1. A disaster recovery handover management system, comprising:

the disaster recovery switching management platform is used for carrying out unified disaster recovery switching management and scheduling on a customer data center service system, edge cloud production nodes, a disaster recovery center and edge cloud disaster recovery nodes; when the customer data center service system or the edge cloud production node has a fault, the disaster recovery switching management platform alarms management personnel through fault information monitored in real time, the management personnel initiates the disaster recovery center service take-over and the edge cloud service disaster backup node take-over according to the alarm information to provide a function service for replacing the fault part of the customer data center service system and the edge cloud production node, after the fault part is repaired, the disaster recovery management platform stops the service support function of the disaster recovery center or the edge cloud disaster backup center node and continues to reschedule the customer data center service system and the edge cloud production node to provide the service to the outside.

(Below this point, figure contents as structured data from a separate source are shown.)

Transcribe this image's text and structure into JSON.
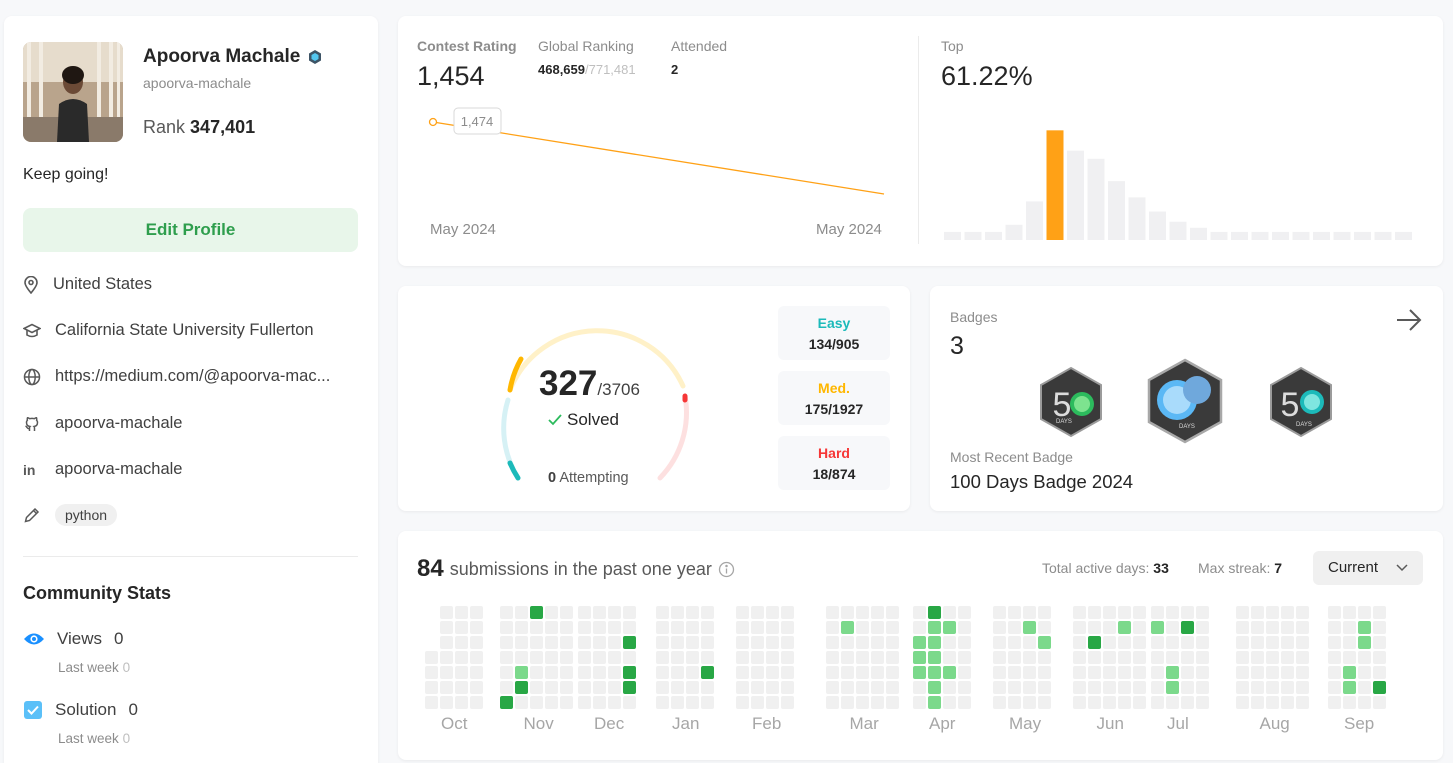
{
  "profile": {
    "name": "Apoorva Machale",
    "username": "apoorva-machale",
    "rank_label": "Rank",
    "rank_value": "347,401",
    "bio": "Keep going!",
    "edit_label": "Edit Profile",
    "location": "United States",
    "school": "California State University Fullerton",
    "website": "https://medium.com/@apoorva-mac...",
    "github": "apoorva-machale",
    "linkedin": "apoorva-machale",
    "skill_tag": "python"
  },
  "community": {
    "title": "Community Stats",
    "views_label": "Views",
    "views_value": "0",
    "views_sub_label": "Last week",
    "views_sub_value": "0",
    "solution_label": "Solution",
    "solution_value": "0",
    "solution_sub_label": "Last week",
    "solution_sub_value": "0"
  },
  "contest": {
    "rating_label": "Contest Rating",
    "rating_value": "1,454",
    "global_label": "Global Ranking",
    "global_value": "468,659",
    "global_total": "/771,481",
    "attended_label": "Attended",
    "attended_value": "2",
    "tooltip_value": "1,474",
    "x_start": "May 2024",
    "x_end": "May 2024",
    "top_label": "Top",
    "top_value": "61.22%",
    "accent": "#ffa116"
  },
  "chart_data": {
    "type": "bar",
    "title": "",
    "values": [
      8,
      8,
      8,
      15,
      38,
      108,
      88,
      80,
      58,
      42,
      28,
      18,
      12,
      8,
      8,
      8,
      8,
      8,
      8,
      8,
      8,
      8,
      8
    ],
    "highlight_index": 5,
    "note": "contest rating distribution; highlighted bar = user's bucket"
  },
  "solved": {
    "solved_value": "327",
    "total": "/3706",
    "solved_label": "Solved",
    "attempting_value": "0",
    "attempting_label": "Attempting",
    "easy_label": "Easy",
    "easy_value": "134/905",
    "med_label": "Med.",
    "med_value": "175/1927",
    "hard_label": "Hard",
    "hard_value": "18/874",
    "easy_color": "#1cbaba",
    "med_color": "#ffb700",
    "hard_color": "#f63737"
  },
  "badges": {
    "label": "Badges",
    "count": "3",
    "recent_label": "Most Recent Badge",
    "recent_name": "100 Days Badge 2024",
    "badge1_text": "DAYS",
    "badge2_text": "DAYS",
    "badge3_text": "DAYS",
    "badge_digit": "5"
  },
  "submissions": {
    "count": "84",
    "text": "submissions in the past one year",
    "active_label": "Total active days:",
    "active_value": "33",
    "streak_label": "Max streak:",
    "streak_value": "7",
    "period": "Current",
    "months": [
      "Oct",
      "Nov",
      "Dec",
      "Jan",
      "Feb",
      "Mar",
      "Apr",
      "May",
      "Jun",
      "Jul",
      "Aug",
      "Sep"
    ]
  }
}
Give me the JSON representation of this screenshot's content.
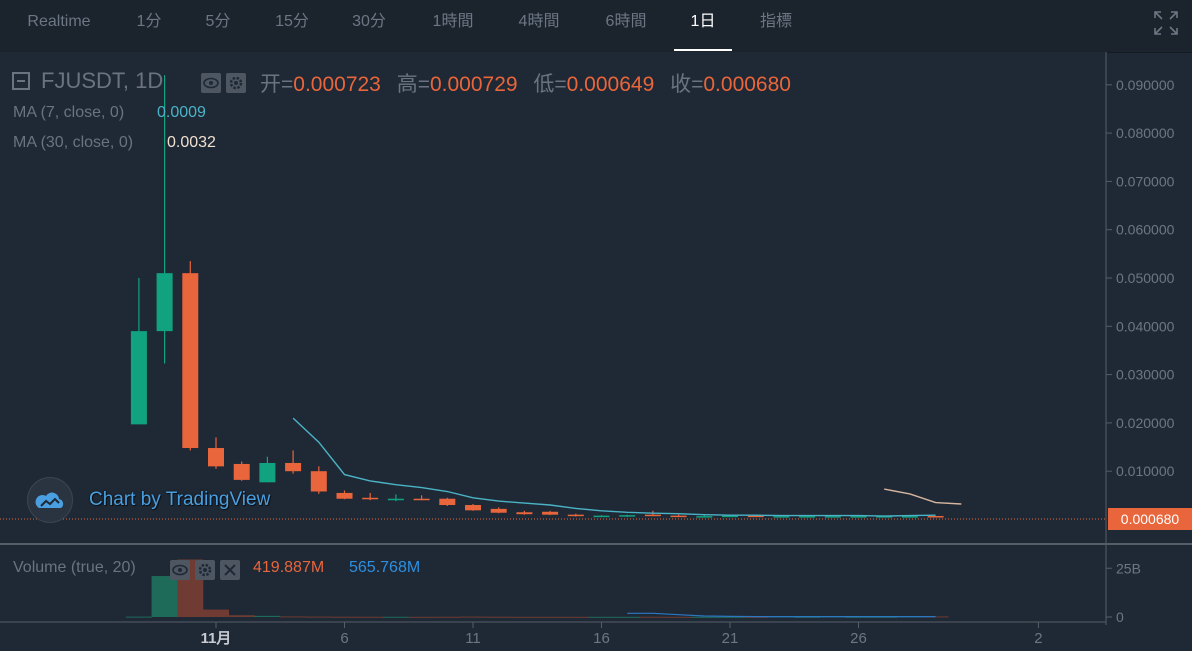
{
  "tabs": [
    {
      "label": "Realtime",
      "active": false
    },
    {
      "label": "1分",
      "active": false
    },
    {
      "label": "5分",
      "active": false
    },
    {
      "label": "15分",
      "active": false
    },
    {
      "label": "30分",
      "active": false
    },
    {
      "label": "1時間",
      "active": false
    },
    {
      "label": "4時間",
      "active": false
    },
    {
      "label": "6時間",
      "active": false
    },
    {
      "label": "1日",
      "active": true
    },
    {
      "label": "指標",
      "active": false
    }
  ],
  "fullscreen_icon": "fullscreen-icon",
  "legend": {
    "symbol": "FJUSDT, 1D",
    "open_label": "开=",
    "open": "0.000723",
    "high_label": "高=",
    "high": "0.000729",
    "low_label": "低=",
    "low": "0.000649",
    "close_label": "收=",
    "close": "0.000680",
    "ma7_label": "MA (7, close, 0)",
    "ma7_value": "0.0009",
    "ma30_label": "MA (30, close, 0)",
    "ma30_value": "0.0032"
  },
  "volume": {
    "label": "Volume (true, 20)",
    "value": "419.887M",
    "ma_value": "565.768M"
  },
  "watermark": "Chart by TradingView",
  "last_price": "0.000680",
  "colors": {
    "up": "#26a69a",
    "up_body": "#11a37f",
    "down": "#e9653b",
    "ma7": "#4ab3c6",
    "ma30": "#d6b59f",
    "vol_ma": "#2c77c1",
    "background": "#1f2935",
    "accent": "#e9653b"
  },
  "price_axis": {
    "ticks": [
      "0.090000",
      "0.080000",
      "0.070000",
      "0.060000",
      "0.050000",
      "0.040000",
      "0.030000",
      "0.020000",
      "0.010000"
    ],
    "tick_values": [
      0.09,
      0.08,
      0.07,
      0.06,
      0.05,
      0.04,
      0.03,
      0.02,
      0.01
    ]
  },
  "volume_axis": {
    "ticks": [
      "25B",
      "0"
    ],
    "tick_values": [
      25,
      0
    ]
  },
  "time_axis": {
    "ticks": [
      "11月",
      "6",
      "11",
      "16",
      "21",
      "26",
      "2"
    ],
    "tick_days": [
      0,
      5,
      10,
      15,
      20,
      25,
      32
    ]
  },
  "chart_data": {
    "type": "candlestick",
    "title": "FJUSDT, 1D",
    "xlabel": "",
    "ylabel": "",
    "ylim": [
      0,
      0.095
    ],
    "candles": [
      {
        "day": -3,
        "o": 0.0197,
        "h": 0.05,
        "l": 0.0197,
        "c": 0.039,
        "vol": 0.2
      },
      {
        "day": -2,
        "o": 0.039,
        "h": 0.092,
        "l": 0.0323,
        "c": 0.051,
        "vol": 21.0
      },
      {
        "day": -1,
        "o": 0.051,
        "h": 0.0535,
        "l": 0.0143,
        "c": 0.0148,
        "vol": 29.5
      },
      {
        "day": 0,
        "o": 0.0148,
        "h": 0.017,
        "l": 0.0105,
        "c": 0.011,
        "vol": 3.8
      },
      {
        "day": 1,
        "o": 0.0115,
        "h": 0.012,
        "l": 0.008,
        "c": 0.0082,
        "vol": 0.9
      },
      {
        "day": 2,
        "o": 0.0077,
        "h": 0.013,
        "l": 0.0077,
        "c": 0.0117,
        "vol": 0.6
      },
      {
        "day": 3,
        "o": 0.0117,
        "h": 0.0143,
        "l": 0.0095,
        "c": 0.01,
        "vol": 0.3
      },
      {
        "day": 4,
        "o": 0.01,
        "h": 0.011,
        "l": 0.0053,
        "c": 0.0058,
        "vol": 0.2
      },
      {
        "day": 5,
        "o": 0.0055,
        "h": 0.006,
        "l": 0.0042,
        "c": 0.0043,
        "vol": 0.15
      },
      {
        "day": 6,
        "o": 0.0045,
        "h": 0.0055,
        "l": 0.004,
        "c": 0.0042,
        "vol": 0.12
      },
      {
        "day": 7,
        "o": 0.004,
        "h": 0.0052,
        "l": 0.0038,
        "c": 0.0043,
        "vol": 0.12
      },
      {
        "day": 8,
        "o": 0.0043,
        "h": 0.005,
        "l": 0.004,
        "c": 0.0041,
        "vol": 0.1
      },
      {
        "day": 9,
        "o": 0.0043,
        "h": 0.0045,
        "l": 0.0028,
        "c": 0.003,
        "vol": 0.12
      },
      {
        "day": 10,
        "o": 0.003,
        "h": 0.0032,
        "l": 0.0018,
        "c": 0.0019,
        "vol": 0.2
      },
      {
        "day": 11,
        "o": 0.0022,
        "h": 0.0025,
        "l": 0.0013,
        "c": 0.0014,
        "vol": 0.15
      },
      {
        "day": 12,
        "o": 0.0015,
        "h": 0.0018,
        "l": 0.001,
        "c": 0.0011,
        "vol": 0.1
      },
      {
        "day": 13,
        "o": 0.0016,
        "h": 0.0018,
        "l": 0.0009,
        "c": 0.001,
        "vol": 0.1
      },
      {
        "day": 14,
        "o": 0.001,
        "h": 0.0012,
        "l": 0.0006,
        "c": 0.0007,
        "vol": 0.1
      },
      {
        "day": 15,
        "o": 0.0007,
        "h": 0.0009,
        "l": 0.0005,
        "c": 0.0008,
        "vol": 0.1
      },
      {
        "day": 16,
        "o": 0.0006,
        "h": 0.001,
        "l": 0.0005,
        "c": 0.0009,
        "vol": 0.1
      },
      {
        "day": 17,
        "o": 0.001,
        "h": 0.0018,
        "l": 0.0007,
        "c": 0.0008,
        "vol": 0.12
      },
      {
        "day": 18,
        "o": 0.0008,
        "h": 0.001,
        "l": 0.0006,
        "c": 0.0007,
        "vol": 0.1
      },
      {
        "day": 19,
        "o": 0.0007,
        "h": 0.0009,
        "l": 0.0006,
        "c": 0.0007,
        "vol": 0.1
      },
      {
        "day": 20,
        "o": 0.0007,
        "h": 0.0008,
        "l": 0.0006,
        "c": 0.0008,
        "vol": 0.1
      },
      {
        "day": 21,
        "o": 0.0008,
        "h": 0.0009,
        "l": 0.0006,
        "c": 0.0007,
        "vol": 0.1
      },
      {
        "day": 22,
        "o": 0.0007,
        "h": 0.0009,
        "l": 0.0006,
        "c": 0.0007,
        "vol": 0.3
      },
      {
        "day": 23,
        "o": 0.0007,
        "h": 0.0009,
        "l": 0.0006,
        "c": 0.0007,
        "vol": 0.1
      },
      {
        "day": 24,
        "o": 0.0007,
        "h": 0.0008,
        "l": 0.0006,
        "c": 0.0007,
        "vol": 0.3
      },
      {
        "day": 25,
        "o": 0.0007,
        "h": 0.0009,
        "l": 0.0006,
        "c": 0.0007,
        "vol": 0.1
      },
      {
        "day": 26,
        "o": 0.0007,
        "h": 0.0008,
        "l": 0.0006,
        "c": 0.0007,
        "vol": 0.1
      },
      {
        "day": 27,
        "o": 0.0007,
        "h": 0.0008,
        "l": 0.0006,
        "c": 0.0007,
        "vol": 0.3
      },
      {
        "day": 28,
        "o": 0.000723,
        "h": 0.000729,
        "l": 0.000649,
        "c": 0.00068,
        "vol": 0.3
      }
    ],
    "ma7": [
      [
        3,
        0.021
      ],
      [
        4,
        0.016
      ],
      [
        5,
        0.0093
      ],
      [
        6,
        0.008
      ],
      [
        7,
        0.0072
      ],
      [
        8,
        0.0066
      ],
      [
        9,
        0.0058
      ],
      [
        10,
        0.0045
      ],
      [
        11,
        0.0038
      ],
      [
        12,
        0.0034
      ],
      [
        13,
        0.003
      ],
      [
        14,
        0.0023
      ],
      [
        15,
        0.0018
      ],
      [
        16,
        0.0015
      ],
      [
        17,
        0.0013
      ],
      [
        18,
        0.0012
      ],
      [
        19,
        0.001
      ],
      [
        20,
        0.0009
      ],
      [
        21,
        0.0009
      ],
      [
        22,
        0.0008
      ],
      [
        23,
        0.0008
      ],
      [
        24,
        0.0008
      ],
      [
        25,
        0.0008
      ],
      [
        26,
        0.0007
      ],
      [
        27,
        0.0008
      ],
      [
        28,
        0.0009
      ]
    ],
    "ma30": [
      [
        26,
        0.0063
      ],
      [
        27,
        0.0053
      ],
      [
        28,
        0.0035
      ],
      [
        29,
        0.0032
      ]
    ],
    "vol_ma": [
      [
        16,
        1.9
      ],
      [
        17,
        1.9
      ],
      [
        18,
        1.2
      ],
      [
        19,
        0.5
      ],
      [
        20,
        0.3
      ],
      [
        21,
        0.2
      ],
      [
        22,
        0.2
      ],
      [
        23,
        0.2
      ],
      [
        24,
        0.2
      ],
      [
        25,
        0.2
      ],
      [
        26,
        0.2
      ],
      [
        27,
        0.2
      ],
      [
        28,
        0.2
      ]
    ]
  }
}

2. A disaster recovery switching management method based on the disaster recovery switching management system as claimed in claim 1, comprising the steps of:

s2: the management personnel position the specific occurrence position of the fault according to the alarm information, namely judge the specific fault subsystem, select a switching script corresponding to the fault position in the disaster recovery center or the edge cloud disaster recovery node, perform service switching according to a preset switching flow, and provide data support service by the switching script of the disaster recovery center or the edge cloud disaster recovery node after switching;

3. The method according to claim 2, wherein in step S2, if a fault scenario of the edge cloud production node is involved, the disaster recovery switching system selects an edge cloud backup node that is less than or equal to an initial set delay threshold, that is, selects an edge cloud backup node with a low delay requirement.

4. A terminal comprising a memory, a processor and a computer program stored in the memory and executable on the processor, characterized in that the processor implements the steps of the method according to any of claims 2 to 3 when executing the computer program.

5. A computer-readable storage medium, in which a computer program is stored which, when being executed by a processor, carries out the steps of a method according to any one of claims 2 to 3.